Sa témérité le poussait même parfois au bord de l’imprudence : il voulut un jour affronter un sanglier au corps à corps, à l’arme blanche, dans une sorte d’arène improvisée au château. Les dames s’y opposèrent, on remplaça le roi par des mannequins… lesquels furent promptement éventrés avant que la bête, furieuse, ne charge la palissade et ne fonce droit sur l’estrade royale. François 1er, loin de fuir, dégaina calmement son épée et terrassa l’animal. Voilà qui a de quoi remonter la cote de popularité d’un monarque, même au XVIe siècle.

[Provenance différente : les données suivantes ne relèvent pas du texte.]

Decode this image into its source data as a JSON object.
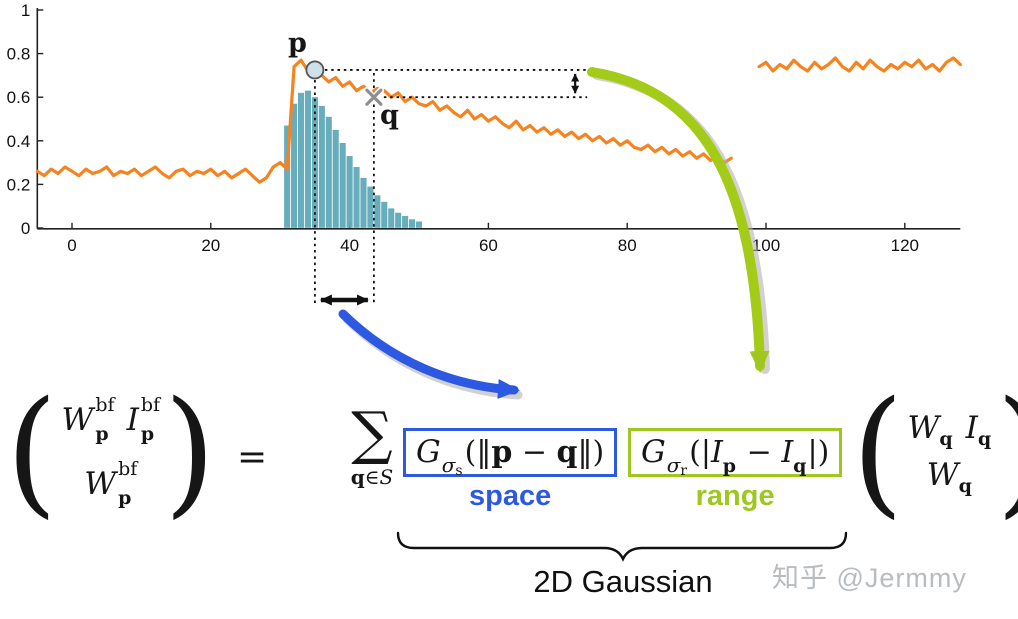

Et qu’on ne lui parle pas de repos : lorsqu’on lui conseillait d’éviter la chasse les jours de grand froid, il répondait que c’était précisément elle qui le guérissait ! Jusqu’au bout, il voulut chevaucher : la maladie le prit alors qu’il parcourait encore ses forêts favorites, et c’est épuisé, mais fidèle à sa passion, qu’il s’effondra à Rambouillet.
Chambord, son histoire, son faste et sa postérité
Ce n’est donc pas un hasard si un homme animé d’une telle frénésie cynégétique décida de faire ériger au cœur d’un territoire giboyeux, le château de Chambord, cet étonnant géant de pierres qui semble sorti d’un rêve mêlant château-fort, renaissance italienne et fantaisie royale. Ironie de l’histoire : le souverain qui en lança les travaux ne vit jamais la demeure achevée.
Les chantiers, aussi ambitieux que son imagination, se poursuivirent sous Henri II jusqu’en 1560. Mais même inachevé, Chambord s’enflammait chaque matin au rythme de la vénerie : les chiens tenus en couple par les piqueurs, les faucons chaperonnés sur le poing des fauconniers, les veneurs en livrées éclatantes, les dames sur leurs haquenées richement harnachées, bottines rouges et plumes au vent. Les appels joyeux de la trompe rassemblaient les retardataires, et, si la chasse était bonne, la cour assistait à la curée, au milieu des flambeaux, de la meute frémissante et des sonneries qui résonnaient dans les murs massifs du château. Chambord vivait véritablement au rythme du cerf et du sanglier : la vénerie était son souffle, son moteur et son éclat. L’esprit de ces chasses résonne encore au cœur de la Sologne, tandis que la réserve présidentielle, close de murs sur plus de 5 000 hectares, accueille les fameuses battues de régulation, aujourd’hui apparemment sacrifiées sur l’autel des traques-affûts. Et si chaque échelon de la République, ministères, ambassades, collectivités, fédérations, rêve secrètement de recevoir l’invitation tant convoitée, bien peu y parviennent. Chambord reste ainsi fidèle à lui-même : somptueux, sélectif, et toujours intimement lié à la chasse qui fit battre le cœur de François Ier.